3.2.2. Discrimination Analysis: PCA and PLSDA for HC vs. C Groups

First, the unsupervised PCA was conducted, showing an explained co-variance of 40.6% for the first two components in the HC vs. C groups (data not shown). The discrimination between the HC and C groups was better represented by PLSDA (with a co-variance of 40.1%) (Figure 1a) and the VIP scores derived from the PLSDA loadings showed the first 15 molecules to be considered as putative biomarkers of discrimination between the two groups (Figure 1b). The cross-validation algorithm showed high accuracy (close to one), a high R2 and significantly high Q2 values > 0.95. These data indicated good predictability for this model.

Figure 1

(a) PLSDA plot with samples’ identification, showing the discrimination between C and HC groups. (b) VIP scores derived from PLSDA loadings.

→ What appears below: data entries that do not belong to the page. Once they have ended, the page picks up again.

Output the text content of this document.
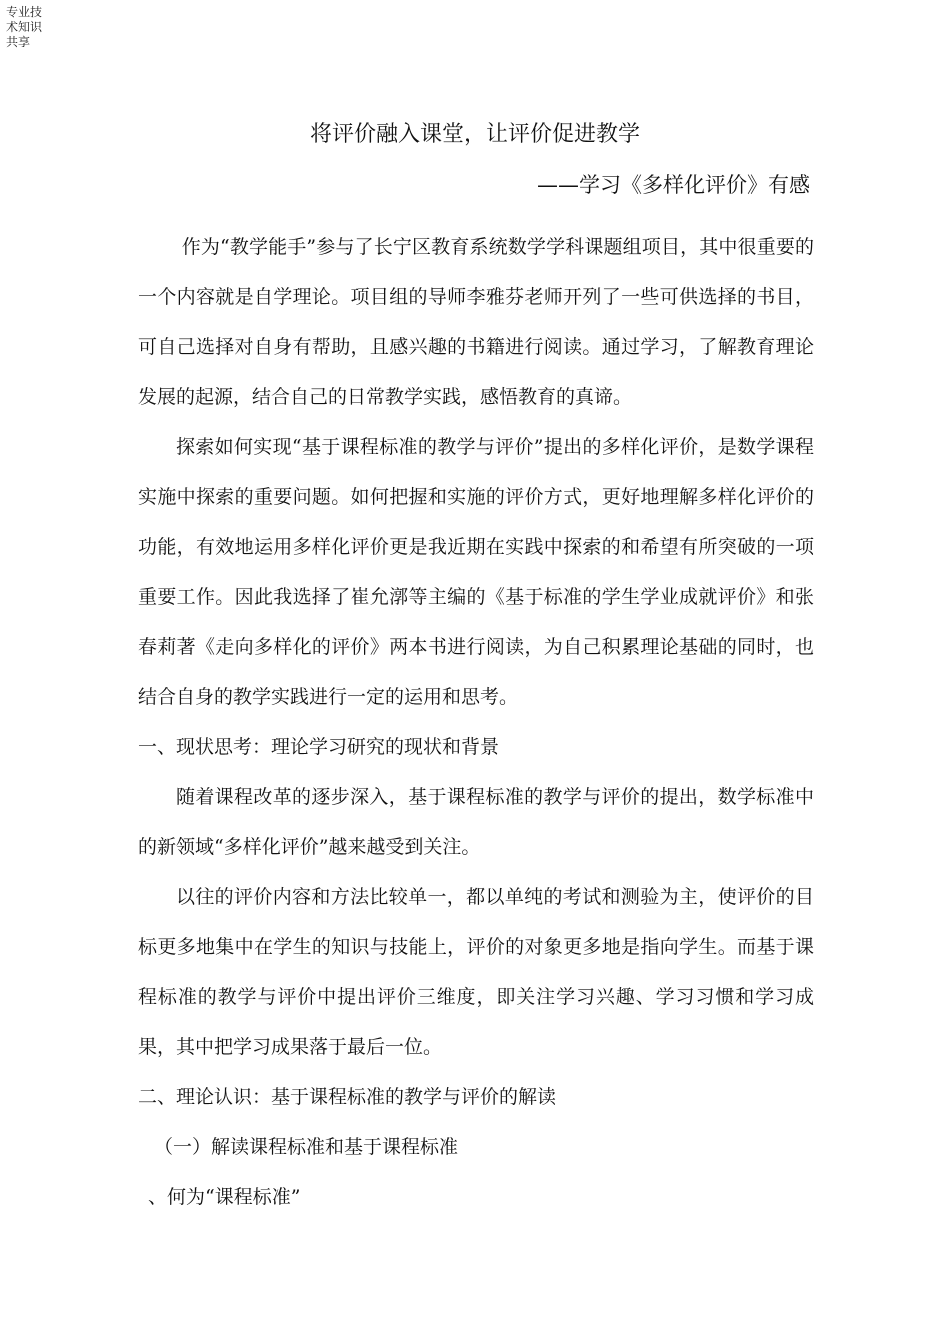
专业技
术知识
共享
将评价融入课堂，让评价促进教学
——学习《多样化评价》有感

作为“教学能手”参与了长宁区教育系统数学学科课题组项目，其中很重要的一个内容就是自学理论。项目组的导师李雅芬老师开列了一些可供选择的书目，可自己选择对自身有帮助，且感兴趣的书籍进行阅读。通过学习，了解教育理论发展的起源，结合自己的日常教学实践，感悟教育的真谛。

探索如何实现“基于课程标准的教学与评价”提出的多样化评价，是数学课程实施中探索的重要问题。如何把握和实施的评价方式，更好地理解多样化评价的功能，有效地运用多样化评价更是我近期在实践中探索的和希望有所突破的一项重要工作。因此我选择了崔允漷等主编的《基于标准的学生学业成就评价》和张春莉著《走向多样化的评价》两本书进行阅读，为自己积累理论基础的同时，也结合自身的教学实践进行一定的运用和思考。

一、现状思考：理论学习研究的现状和背景

随着课程改革的逐步深入，基于课程标准的教学与评价的提出，数学标准中的新领域“多样化评价”越来越受到关注。

以往的评价内容和方法比较单一，都以单纯的考试和测验为主，使评价的目标更多地集中在学生的知识与技能上，评价的对象更多地是指向学生。而基于课程标准的教学与评价中提出评价三维度，即关注学习兴趣、学习习惯和学习成果，其中把学习成果落于最后一位。

二、理论认识：基于课程标准的教学与评价的解读

（一）解读课程标准和基于课程标准

、何为“课程标准”
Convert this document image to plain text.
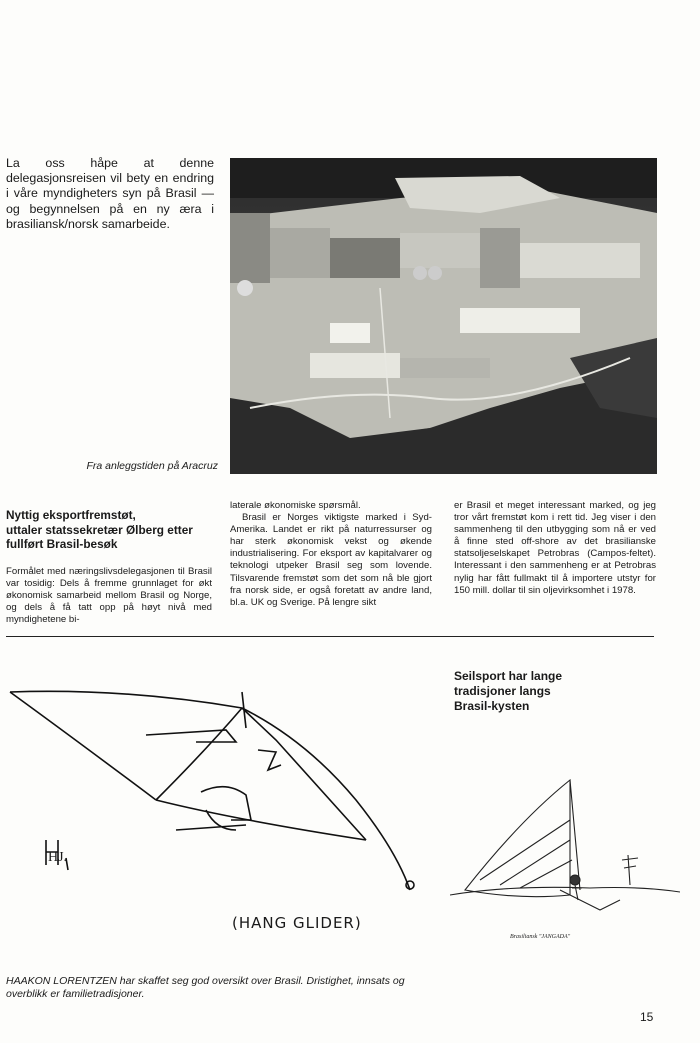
La oss håpe at denne delegasjonsreisen vil bety en endring i våre myndigheters syn på Brasil — og begynnelsen på en ny æra i brasiliansk/norsk samarbeide.
Fra anleggstiden på Aracruz
Nyttig eksportfremstøt,
uttaler statssekretær Ølberg etter
fullført Brasil-besøk

Formålet med næringslivsdelegasjonen til Brasil var tosidig: Dels å fremme grunnlaget for økt økonomisk samarbeid mellom Brasil og Norge, og dels å få tatt opp på høyt nivå med myndighetene bi-

laterale økonomiske spørsmål.

Brasil er Norges viktigste marked i Syd-Amerika. Landet er rikt på naturressurser og har sterk økonomisk vekst og økende industrialisering. For eksport av kapitalvarer og teknologi utpeker Brasil seg som lovende. Tilsvarende fremstøt som det som nå ble gjort fra norsk side, er også foretatt av andre land, bl.a. UK og Sverige. På lengre sikt

er Brasil et meget interessant marked, og jeg tror vårt fremstøt kom i rett tid. Jeg viser i den sammenheng til den utbygging som nå er ved å finne sted off-shore av det brasilianske statsoljeselskapet Petrobras (Campos-feltet). Interessant i den sammenheng er at Petrobras nylig har fått fullmakt til å importere utstyr for 150 mill. dollar til sin oljevirksomhet i 1978.

Seilsport har lange
tradisjoner langs
Brasil-kysten
HJ.
(HANG GLIDER)
Brasiliansk "JANGADA"
HAAKON LORENTZEN har skaffet seg god oversikt over Brasil. Dristighet, innsats og overblikk er familietradisjoner.
15
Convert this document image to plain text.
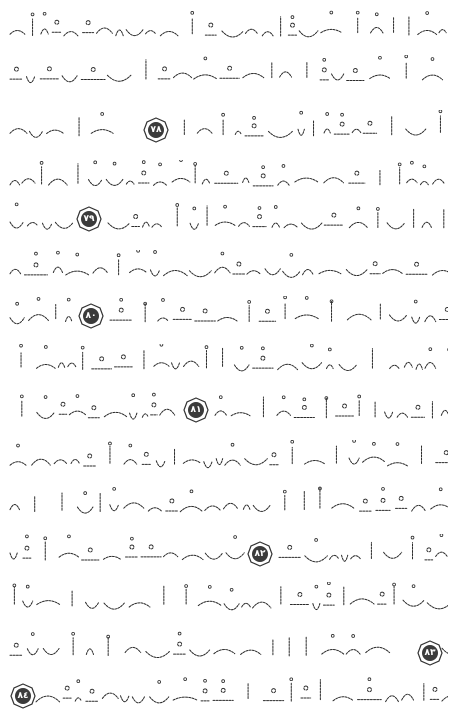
٧٨
٧٩
٨٠
٨١
٨٢
٨٣
٨٤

Based on the PLSDA loadings graphic and VIP scores, there were noticeably increased levels of six molecules in the HC group: 1,25-dihydroxy cholesterol (m/z = 419.281), myristyl palmitate (m/z = 453.165), 25-hydroxy vitamin D2 (m/z = 413.265), 12-ketodeoxycholic acid (m/z = 391.283), lysoPC (21:4) (m/z = 558.291), and lysoPE (22:2) (m/z = 534.286). Meanwhile, decreases in the HC group were observed for ceramide (d18:0/20:0 (2OH)) (m/z = 612.503), MG (0:0/18:2/0:0) (m/z = 355.358), decenoic acid C10 (m/z = 171.140), hydroxy adipic acid (m/z = 163.052), PG (O-16:0/16:0) (m/z = 709.164), DG (12:0/16:0/0:0) (m/z = 513.415), lysoPE (20:1) (m/z = 508.459), and dimethyl-2-eicosenoic acid (m/z = 339.366).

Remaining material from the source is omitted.